Estamos acostumados a ver intérpretes de Libras de preto, cabelos presos, discretos no cantinho das telas. Mas esse não é o caso de Rita D'Libra. Gaúcha de Canoas, ela é a primeira drag queen brasileira a aparecer sinalizando toda montada com peruca, maquiagem e joias extravagantes. E tem feito sucesso na internet.
Notada por Xuxa, Gloria Groove, Karen Kardasha e outros nomes conhecidos da cena LGBT+, Rita já soma 29 mil seguidores só no Instagram. No TikTok, são mais de 36 mil fãs que acompanham seus conteúdos, nos quais ela ensina expressões em Libras e traduz hits pop.
Rita é a persona criada pelo pedagogo Lenon Tarragô, de 31 anos. Desde 2009, ele é envolvido com teatro, dança e música, e desde 2012 trabalha com pessoas com deficiência. Da união desses dois mundos surgiu a drag queen.
O início da história, porém, veio de uma inquietação. Lenon notava que, no grupo de teatro do qual participava, a inclusão se limitava a pessoas com deficiência, enquanto as questões LGBT+ ainda eram vistas com preconceito.
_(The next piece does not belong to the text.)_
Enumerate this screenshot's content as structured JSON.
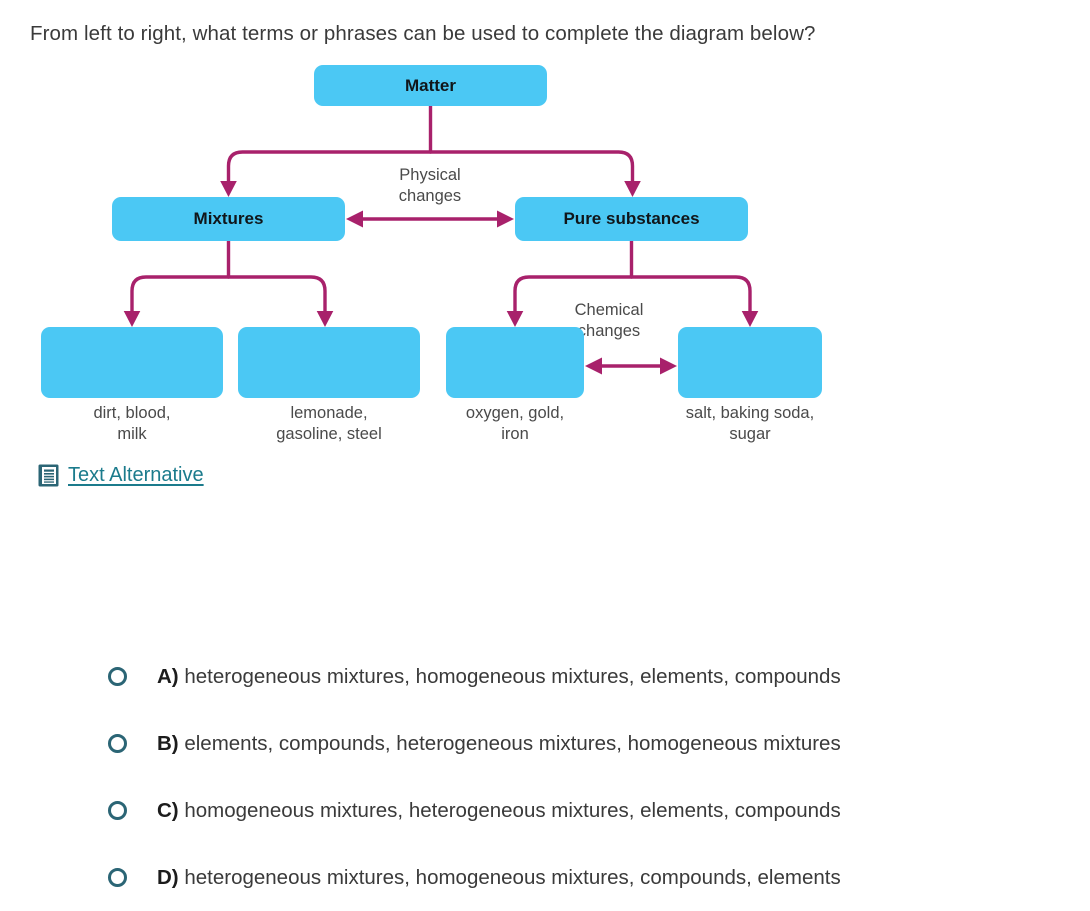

— No momento em que eu falava que era um rapaz gay, eles ficavam: "Ah, não é legal você falar isso". Era estranho. Eu não podia dizer que eu tinha relacionamento, eu tinha que falar que namorava uma guria pros alunos. Depois que eu troquei de espaço, comecei a me aceitar.
Rita D'Libra nasceu em um show de calouros promovido pela universidade na qual Lenon estudava. O nome, conta, uniu suas referências — Rita Lee, Rita Cadillac e Rita von Hunty — com a língua de sinais. No início, a ideia era que a Libras fosse secundária à performance.
— Eu achei que era desrespeitoso. Pensei: "Será que é legal?". E na época fui perguntar para a comunidade surda, porque não tinha drag que sinalizava. Depois de um tempo, fiquei com menos medo de sinalizar e conheci artistas de São Paulo e do Rio de Janeiro que faziam arte drag e me disseram: "Vai!".
Uma dessas pessoas é a drag queen carioca Kitana Dreams, que é surda e faz tutoriais de maquiagem na web, também se comunicando com sinais. Com o apoio dela e de outros LGBT+s, Rita conseguiu a coragem de que precisava para começar a apostar em conteúdos nas redes sociais.
A Rita é esperança para outras pessoas, da mesma forma que teve gente que foi esperança para mim.
RITA D'LIBRA
Intérprete de Libras
Suas postagens, conta, são adaptadas conforme os públicos de cada plataforma. No Instagram, Rita costuma publicar vídeos direcionados à comunidade surda, como traduções de músicas. Já no TikTok, sua especialidade é ensinar à população em geral alguns sinais de Libras.
Em meio à pandemia, isso deu a Lenon mais do que um retorno financeiro: um propósito de vida.
— Comecei a ter contato com outras pessoas, a partir da Rita, que valorizavam muito o meu trabalho. Então eu via que aquilo era importante, porque eu estava sendo referência para alguém — conta. — Tinha gente que mesmo eu não sorrindo na câmera, podendo estar mal ali por trás, no momento em que eu falava com elas, elas se sentiam bem, representadas. A Rita é esperança para outras pessoas, da mesma forma que teve gente que foi esperança para mim.
Outro objetivo de Rita, conta Lenon, é quebrar os estigmas sociais envolvendo a arte drag.
— Eu queria mostrar para as pessoas que era possível trabalhar assim. Existem vários rótulos de que quem trabalha na noite gosta de fuzarca, que não é profissional... E não é isso. Eu quero provar o contrario: existem sim todos os públicos, todo tipo de pessoa.
Com o tempo, o sucesso veio. Rita foi convidada para traduzir uma live de Inês Brasil e, dali em diante, sua carreira decolou. Ela frequentemente traduz eventos em outras capitais do país e já está sendo procurada por publicitários.
Em abril, Rita fará a interpretação do show de Gloria Groove em Porto Alegre. Esse evento está cercado de expectativas, pois Lenon pediu à produção para convidar pessoas com deficiência, em contrapartida por sua participação.
— O evento todo é acessível? Não, não é o evento todo. Mas eu quero que eles saibam que vai ter o acompanhamento ali de uma pessoa que vai estar interpretando o conteúdo. Que eles vão estar lá curtindo junto com a gente. Isso sim é o conceito de inclusão — antecipa.